Бурнашов вошел в покойницкую, лихорадочно подмечая все. Его мальчик, его сын лежал в одиночестве на металлическом столе, даже не прикрытый простынею. Замораживая, ему сделали укол, и сейчас он лежал розовый, как целлулоидная кукла, точная копия его, Бурнашова. Те же светло-русые, слегка вьющиеся волосы, прямой нос, сочные, едва приспущенные губы. Его мальчик уже родился со всеми приметами взрослого, пожившего человека, словно бы и не три дня тому назад он пробился на волю, ужаснулся чему-то и уснул. Не зная, для чего делает, наверное, чтобы удостовериться, что сын мертв, Бурнашов оттянул веко, и на него глянул голубой детский глаз, точное подобие его глаза. Бурнашов тупо огляделся, поискал взглядом, куда бы сесть, тут горло его перехватило, он закеркал, застонал и заплакал навзрыд, натужно, поначалу стесняясь своего плача.
«Сво-ло-чи, ах сволочи. Что они с тобою наделали, сынок?» – рыдал Бурнашов.
Причитая, он скоро прошел через сад в больничку, разыскал заведующую, сказал голосом, не терпящим возражения, что сына забирает. Врач, поглядев в его набухшие бессмысленные глаза, перечить не посмела. Няня же пробовала вразумить Бурнашову, дескать, вы приличный человек, к чему вам хлопоты, у нас подобного не было на веку.
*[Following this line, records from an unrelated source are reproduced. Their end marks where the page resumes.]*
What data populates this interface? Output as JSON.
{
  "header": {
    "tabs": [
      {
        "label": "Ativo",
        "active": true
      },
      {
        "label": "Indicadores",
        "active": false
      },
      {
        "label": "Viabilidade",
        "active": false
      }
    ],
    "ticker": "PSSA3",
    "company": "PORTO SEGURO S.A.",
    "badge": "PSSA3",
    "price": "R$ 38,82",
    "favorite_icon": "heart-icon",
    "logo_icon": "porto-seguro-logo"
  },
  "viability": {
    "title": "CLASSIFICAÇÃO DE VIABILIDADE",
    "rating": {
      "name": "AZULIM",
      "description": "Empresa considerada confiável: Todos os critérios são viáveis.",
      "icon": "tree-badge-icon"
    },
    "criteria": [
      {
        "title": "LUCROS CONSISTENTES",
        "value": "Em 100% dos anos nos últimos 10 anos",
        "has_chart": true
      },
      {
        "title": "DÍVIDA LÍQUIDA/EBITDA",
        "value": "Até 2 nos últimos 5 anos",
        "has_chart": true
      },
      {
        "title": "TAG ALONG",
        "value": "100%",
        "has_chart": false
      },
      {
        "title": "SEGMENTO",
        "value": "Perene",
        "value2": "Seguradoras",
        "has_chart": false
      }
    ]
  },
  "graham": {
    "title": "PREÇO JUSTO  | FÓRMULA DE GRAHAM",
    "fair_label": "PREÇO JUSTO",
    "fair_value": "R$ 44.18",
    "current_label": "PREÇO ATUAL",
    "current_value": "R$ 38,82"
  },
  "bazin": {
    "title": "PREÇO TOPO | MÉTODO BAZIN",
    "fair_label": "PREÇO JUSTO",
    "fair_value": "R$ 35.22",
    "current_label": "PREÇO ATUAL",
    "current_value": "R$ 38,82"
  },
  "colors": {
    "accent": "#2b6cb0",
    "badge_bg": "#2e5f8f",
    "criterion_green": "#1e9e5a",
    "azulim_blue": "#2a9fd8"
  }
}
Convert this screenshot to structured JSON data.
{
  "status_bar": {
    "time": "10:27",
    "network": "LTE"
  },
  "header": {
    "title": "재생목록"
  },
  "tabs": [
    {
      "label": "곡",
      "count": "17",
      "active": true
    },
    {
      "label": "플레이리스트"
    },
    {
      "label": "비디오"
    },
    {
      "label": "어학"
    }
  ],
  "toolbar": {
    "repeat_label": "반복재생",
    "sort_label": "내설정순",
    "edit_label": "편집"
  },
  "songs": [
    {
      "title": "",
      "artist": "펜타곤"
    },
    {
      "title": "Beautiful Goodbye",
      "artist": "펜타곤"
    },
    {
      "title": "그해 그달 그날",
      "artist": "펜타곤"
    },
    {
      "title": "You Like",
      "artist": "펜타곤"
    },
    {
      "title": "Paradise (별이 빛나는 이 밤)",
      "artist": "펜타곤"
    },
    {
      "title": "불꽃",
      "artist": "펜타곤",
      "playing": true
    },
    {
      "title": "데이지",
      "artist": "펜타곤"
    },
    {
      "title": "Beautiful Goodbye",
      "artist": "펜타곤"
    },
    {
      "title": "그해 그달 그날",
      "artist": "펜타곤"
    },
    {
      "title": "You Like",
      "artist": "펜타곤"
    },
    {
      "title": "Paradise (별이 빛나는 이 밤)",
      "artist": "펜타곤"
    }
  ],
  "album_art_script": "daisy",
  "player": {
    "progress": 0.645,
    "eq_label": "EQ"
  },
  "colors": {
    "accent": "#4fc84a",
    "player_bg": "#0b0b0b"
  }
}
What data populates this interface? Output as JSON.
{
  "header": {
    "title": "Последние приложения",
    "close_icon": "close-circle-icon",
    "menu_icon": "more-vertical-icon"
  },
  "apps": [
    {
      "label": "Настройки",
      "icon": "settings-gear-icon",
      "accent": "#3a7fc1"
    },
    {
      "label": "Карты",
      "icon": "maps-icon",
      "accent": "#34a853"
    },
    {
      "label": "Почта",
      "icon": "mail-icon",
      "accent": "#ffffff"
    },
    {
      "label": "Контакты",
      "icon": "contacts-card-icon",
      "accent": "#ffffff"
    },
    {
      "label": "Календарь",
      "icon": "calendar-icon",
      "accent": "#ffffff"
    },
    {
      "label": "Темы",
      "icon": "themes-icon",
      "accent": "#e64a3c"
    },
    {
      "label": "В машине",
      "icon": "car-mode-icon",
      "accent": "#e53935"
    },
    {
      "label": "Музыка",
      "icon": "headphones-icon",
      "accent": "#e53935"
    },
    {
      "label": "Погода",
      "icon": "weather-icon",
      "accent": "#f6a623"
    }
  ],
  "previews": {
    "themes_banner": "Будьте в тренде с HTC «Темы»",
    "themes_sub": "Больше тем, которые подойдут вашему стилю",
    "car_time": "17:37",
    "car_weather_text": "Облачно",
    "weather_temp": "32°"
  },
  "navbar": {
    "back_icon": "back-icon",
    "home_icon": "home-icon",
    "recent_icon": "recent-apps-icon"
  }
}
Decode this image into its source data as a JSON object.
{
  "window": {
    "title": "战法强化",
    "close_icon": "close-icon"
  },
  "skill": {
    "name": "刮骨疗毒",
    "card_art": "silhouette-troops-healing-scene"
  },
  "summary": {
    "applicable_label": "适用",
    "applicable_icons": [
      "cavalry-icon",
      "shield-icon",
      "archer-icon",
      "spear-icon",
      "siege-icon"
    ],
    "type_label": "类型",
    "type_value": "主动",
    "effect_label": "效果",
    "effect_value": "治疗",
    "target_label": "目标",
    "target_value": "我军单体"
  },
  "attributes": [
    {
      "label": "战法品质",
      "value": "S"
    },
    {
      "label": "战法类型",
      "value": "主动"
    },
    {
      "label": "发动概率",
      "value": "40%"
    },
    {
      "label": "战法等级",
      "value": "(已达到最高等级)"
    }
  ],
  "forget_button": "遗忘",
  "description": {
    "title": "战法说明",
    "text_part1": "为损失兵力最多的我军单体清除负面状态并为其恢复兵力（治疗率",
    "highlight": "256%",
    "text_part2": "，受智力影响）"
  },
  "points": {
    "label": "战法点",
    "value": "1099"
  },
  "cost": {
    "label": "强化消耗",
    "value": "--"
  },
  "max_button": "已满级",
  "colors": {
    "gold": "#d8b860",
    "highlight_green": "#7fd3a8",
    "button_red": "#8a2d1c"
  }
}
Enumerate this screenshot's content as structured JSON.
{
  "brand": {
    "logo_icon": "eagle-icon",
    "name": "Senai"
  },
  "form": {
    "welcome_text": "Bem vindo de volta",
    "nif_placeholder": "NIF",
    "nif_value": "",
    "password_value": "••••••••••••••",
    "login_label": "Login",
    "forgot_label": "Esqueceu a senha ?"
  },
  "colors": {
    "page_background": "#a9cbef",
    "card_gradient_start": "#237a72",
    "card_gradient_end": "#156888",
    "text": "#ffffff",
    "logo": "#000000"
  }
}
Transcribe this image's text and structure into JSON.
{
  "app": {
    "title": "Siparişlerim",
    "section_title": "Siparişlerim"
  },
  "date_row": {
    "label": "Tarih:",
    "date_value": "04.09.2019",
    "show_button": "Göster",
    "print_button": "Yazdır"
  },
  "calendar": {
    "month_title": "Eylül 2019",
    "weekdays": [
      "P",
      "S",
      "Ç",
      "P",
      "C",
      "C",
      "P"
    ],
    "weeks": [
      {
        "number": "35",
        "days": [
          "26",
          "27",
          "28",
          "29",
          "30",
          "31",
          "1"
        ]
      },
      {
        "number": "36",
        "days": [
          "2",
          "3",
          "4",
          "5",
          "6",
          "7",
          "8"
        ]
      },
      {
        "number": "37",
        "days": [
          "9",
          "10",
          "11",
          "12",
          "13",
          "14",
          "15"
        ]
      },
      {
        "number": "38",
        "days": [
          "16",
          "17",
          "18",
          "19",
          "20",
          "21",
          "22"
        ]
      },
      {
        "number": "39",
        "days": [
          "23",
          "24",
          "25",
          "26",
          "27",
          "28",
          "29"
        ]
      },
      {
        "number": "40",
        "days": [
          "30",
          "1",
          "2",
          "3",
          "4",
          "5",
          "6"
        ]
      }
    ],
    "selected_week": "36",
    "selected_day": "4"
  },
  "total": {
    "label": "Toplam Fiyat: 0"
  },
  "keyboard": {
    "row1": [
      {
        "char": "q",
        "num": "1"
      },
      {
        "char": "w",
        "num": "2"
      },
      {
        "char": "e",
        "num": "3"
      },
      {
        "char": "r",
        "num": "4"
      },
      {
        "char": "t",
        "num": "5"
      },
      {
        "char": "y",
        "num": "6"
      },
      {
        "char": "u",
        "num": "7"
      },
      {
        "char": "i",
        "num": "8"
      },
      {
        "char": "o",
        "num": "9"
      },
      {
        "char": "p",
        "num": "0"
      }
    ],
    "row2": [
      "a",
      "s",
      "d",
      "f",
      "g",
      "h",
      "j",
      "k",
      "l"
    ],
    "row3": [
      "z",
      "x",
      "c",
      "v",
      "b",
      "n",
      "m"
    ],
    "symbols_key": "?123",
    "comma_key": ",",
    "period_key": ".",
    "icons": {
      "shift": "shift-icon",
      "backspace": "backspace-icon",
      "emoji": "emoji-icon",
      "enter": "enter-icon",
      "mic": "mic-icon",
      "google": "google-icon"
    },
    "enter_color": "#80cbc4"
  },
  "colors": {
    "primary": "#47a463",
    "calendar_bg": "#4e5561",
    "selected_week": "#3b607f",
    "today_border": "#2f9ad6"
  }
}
«Он родился, он человек, а вы его в яму, как падаль. В яму его, сво-ло-чи-и!» – раскричался Алексей Федорович. Няня дала ему казенное заношенное одеяльце, Бурнашов завернул сына и с этой горестной ношей вошел в палату. Его поразила пустынность большой комнаты на восемь коек, и лишь на одной пластом лежала его жена с запрокинутым восковым истаявшим ликом.
«Лиза, собирайся! – громко приказал Алексей Федорович, еще издали протягивая жене руку. – Они убили моего сына. Лиза, поехали домой». Лизанька послушно поднялась, деревянно переставляя ноги, пошла навстречу: на тусклом лице взгляд был обращен внутрь, и какое-то подобье полувопроса порою проступало на потрескавшихся губах с сыпью простудной лихорадки.
Лиза отогнула угол конверта и, пристально вглядевшись в то, что еще недавно было ее давножданным сыном, сказала ровно: «Ты убедился, Алеша, что это твой сын? Теперь ты доволен?»
Бурнашов спрятал взгляд, чтобы только не видеть жены, горло снова перехватило, но ему показалось стыдным плакать в больнице на виду у грузной старухи, погубившей ребенка. Прочищая горло, он повторил: «Собирайся, Лиза. Поедем хоронить моего сына!»